An Example. When William Zinsser began his essay about “College Pressures,” he started with an example of a note from a student to a resident dean at Yale University: “Dear Carlos: I desperately need a dean’s excuse from my chem. Midterm which will begin in about 1 hour. All I can say is that I totally blew it this week. I’ve fallen incredibly, inconceivably behind” (308).
A Question. Similarly, when Robert Heilbroner wrote “Don’t Let Stereotypes Warp Your Judgments,” he began with a question to provoke his readers to think: “Is a girl called Gloria apt to be better-looking than one called Bertha” (110)?
So now that you have a much better idea about various techniques you can use to begin an essay, you may be thinking, “Outside of my writing, when am I ever going to use this information?” That’s easy. You can also use any one of these techniques the next time you have to serve as the host of a formal banquet.
Works Cited
Ashe, Arthur. “Send Your Children to the Libraries.” The Simon and Schuster Short Prose Reader, edited by Robert Funk, Susan X. Day, and Elizabeth McMahan, Prentice Hall, 1997, pp. 286–289.
Baker, James T. “How Do We Find the Student in a World of Academic Gymnasts and Worker Ants?” Muller and Wiener, pp. 316–319.
Funk, Robert, Susan X. Day, and Elizabeth McMahan, editors. The Simon and Schuster Short Prose Reader. 2nd ed., Prentice Hall, 2000.
Heat-Moon, William Least. “Wind.” Funk, Day, and McMahan, pp. 34–35.
Heilbroner, Robert. “Don’t Let Stereotypes Warp Your Judgments.” Neuleib, Cain, Ruffus, and Scharton, pp. 110–113.
King, Martin Luther, Jr. “I Have a Dream.” Muller and Wiener, pp. 506–509.
Lantos, John. “Life and Death in Neonatal Intensive Care.” Muller and Wiener, pp. 350–355.
Muller, Gilbert H., and Harvey S. Wiener, editors. The Short Prose Reader. 10th ed., McGraw-Hill, 2003.

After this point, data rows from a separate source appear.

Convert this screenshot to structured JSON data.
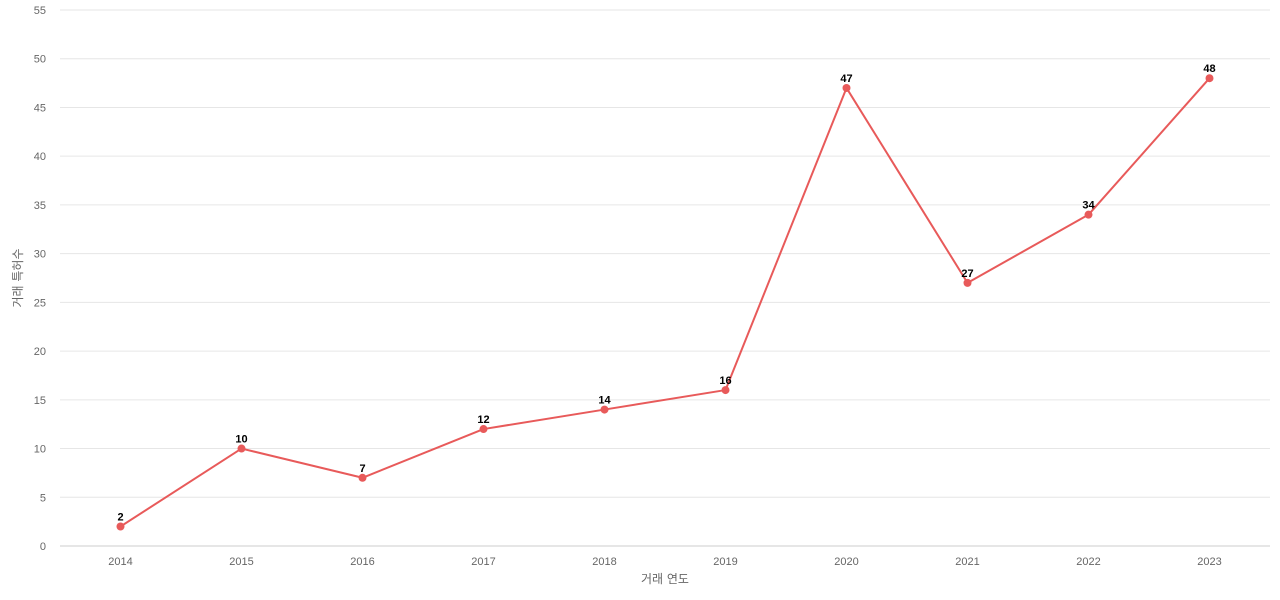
{
  "chart_data": {
    "type": "line",
    "title": "",
    "xlabel": "거래 연도",
    "ylabel": "거래 특허수",
    "categories": [
      "2014",
      "2015",
      "2016",
      "2017",
      "2018",
      "2019",
      "2020",
      "2021",
      "2022",
      "2023"
    ],
    "series": [
      {
        "values": [
          2,
          10,
          7,
          12,
          14,
          16,
          47,
          27,
          34,
          48
        ],
        "color": "#e85a5a"
      }
    ],
    "ylim": [
      0,
      55
    ],
    "yticks": [
      0,
      5,
      10,
      15,
      20,
      25,
      30,
      35,
      40,
      45,
      50,
      55
    ],
    "grid": true,
    "legend": "none",
    "data_labels": true
  }
}
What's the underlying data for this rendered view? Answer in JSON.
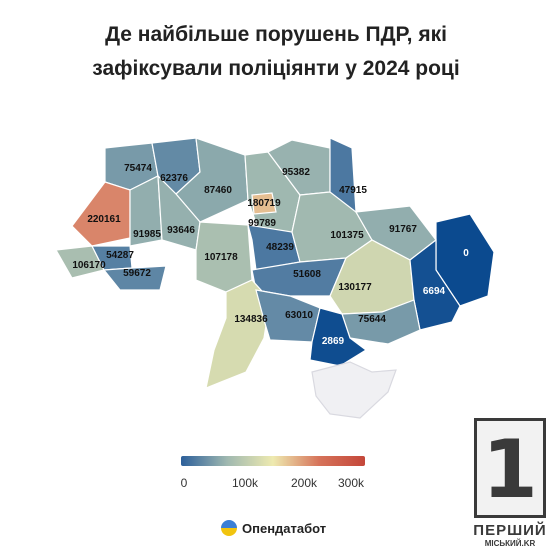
{
  "title": "Де найбільше порушень ПДР, які зафіксували поліціянти у 2024 році",
  "legend": {
    "ticks": [
      "0",
      "100k",
      "200k",
      "300k"
    ],
    "colors": [
      "#2c5f9a",
      "#9fb8b0",
      "#eeeab0",
      "#d6735a",
      "#c4473a"
    ]
  },
  "colors": {
    "accent_low": "#0b4a8f",
    "high": "#d9856a",
    "crimea": "#f0f0f3"
  },
  "regions": [
    {
      "name": "Volyn",
      "value": 75474
    },
    {
      "name": "Rivne",
      "value": 62376
    },
    {
      "name": "Zhytomyr",
      "value": 87460
    },
    {
      "name": "Kyiv city",
      "value": 180719
    },
    {
      "name": "Kyiv oblast",
      "value": 99789
    },
    {
      "name": "Chernihiv",
      "value": 95382
    },
    {
      "name": "Sumy",
      "value": 47915
    },
    {
      "name": "Lviv",
      "value": 220161
    },
    {
      "name": "Ternopil",
      "value": 91985
    },
    {
      "name": "Khmelnytskyi",
      "value": 93646
    },
    {
      "name": "Zakarpattia",
      "value": 106170
    },
    {
      "name": "Ivano-Frankivsk",
      "value": 54287
    },
    {
      "name": "Chernivtsi",
      "value": 59672
    },
    {
      "name": "Vinnytsia",
      "value": 107178
    },
    {
      "name": "Cherkasy",
      "value": 48239
    },
    {
      "name": "Poltava",
      "value": 101375
    },
    {
      "name": "Kharkiv",
      "value": 91767
    },
    {
      "name": "Luhansk",
      "value": 0
    },
    {
      "name": "Kirovohrad",
      "value": 51608
    },
    {
      "name": "Dnipropetrovsk",
      "value": 130177
    },
    {
      "name": "Donetsk",
      "value": 6694
    },
    {
      "name": "Odesa",
      "value": 134836
    },
    {
      "name": "Mykolaiv",
      "value": 63010
    },
    {
      "name": "Zaporizhzhia",
      "value": 75644
    },
    {
      "name": "Kherson",
      "value": 2869
    }
  ],
  "brand": {
    "name": "Опендатабот"
  },
  "watermark": {
    "digit": "1",
    "line1": "ПЕРШИЙ",
    "line2": "МІСЬКИЙ.KR"
  }
}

Neuleib, Janice, Kathleen Shine Cain, Stephen Ruffus, and Maurice Scharton, editors. The Mercury Reader: A Custom Publication (Hudson Valley Community College). Vol 2, Pearson, 2001.
Staples, Brent. “ʽJust Walk on By’: A Black Man Ponders His Power to Alter Public Space.” Funk, Day, and McMahan, pp. 75–78.
Viorst, Judith. “Friends, Good Friends, and Such Good Friends.” Funk, Day, and McMahan, pp. 143–147.
Zinsser, William. “College Pressures.” Neuleib, Cain, Ruffus, and Scharton, pp. 308–16.